I have multiple JSON files filled with strings that can get up to several hundred lines. I'll only have three lines in my example of the file, but on average there are about 200-500 of these "phrases":
{
"version": 1,
"data": {
"phrases":[
"A few words that's it.",
"This one, has a comma in it!",
"hyphenated-sentence example"
]
}
}
I need to have a script go in to the file (we can call it ExampleData.json) and remove all punctuation (specifically these characters: ,.?!'-
from the file, without removing the ,
outside of the double quotation marks. Essentially so that this:
"A few words that's it.",
"This one, has a comma in it!",
"hyphenated-sentence example."
Becomes this:
"A few words that's it",
"This one has a comma in it",
"hyphenated sentence example"
Also note how all the punctuation gets removed except for the hyphen. That gets replaced with a space.

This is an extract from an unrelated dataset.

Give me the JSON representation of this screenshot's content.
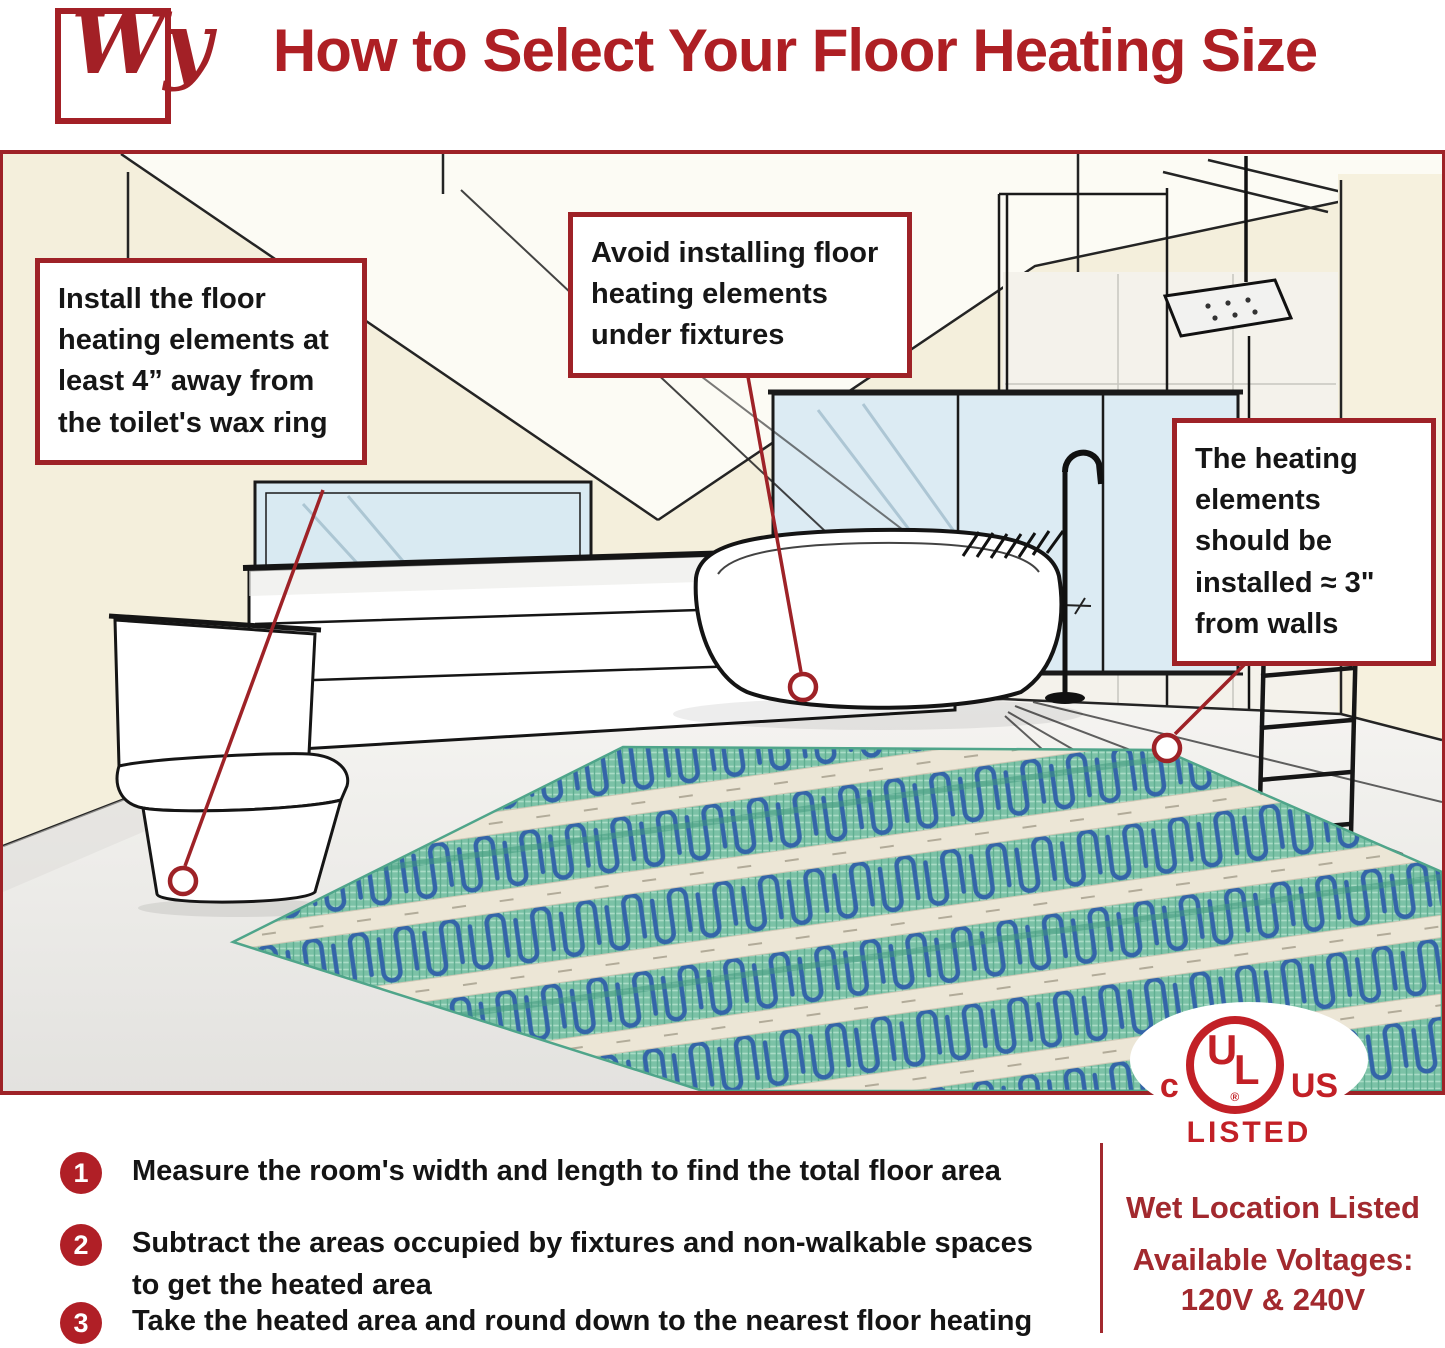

I've found a near identical question like this posed but for csv files here, but haven't been able to translate the csv version into something that will work with JSON.
The closest I've gotten with python was with a string via someone else's answer on a different thread.
input_str = 'please, remove all the commas between quotes,"like in here, here, here!"'
quotes = False
def noCommas(string):
quotes = False
output = ''
for char in string:
if char == '"':
quotes = True
if quotes == False:
output += char
if char != ',' and quotes == True:
output += char
return output
print noCommas(input_str)
(Sorry, I don't know how to put code blocks in a quote)
But it only works for a single character at a time. But by adding any extra rules causes the text outside the quotes to double themselves (please becomes pplleeaassee).
One last thing is that I have to do this in python2.7.5, which from what I've put together searching around, makes this a bit more difficult.
I'm sorry that I'm still this new to python and have to do something this non-trivial right away, but it wasn't really my choice.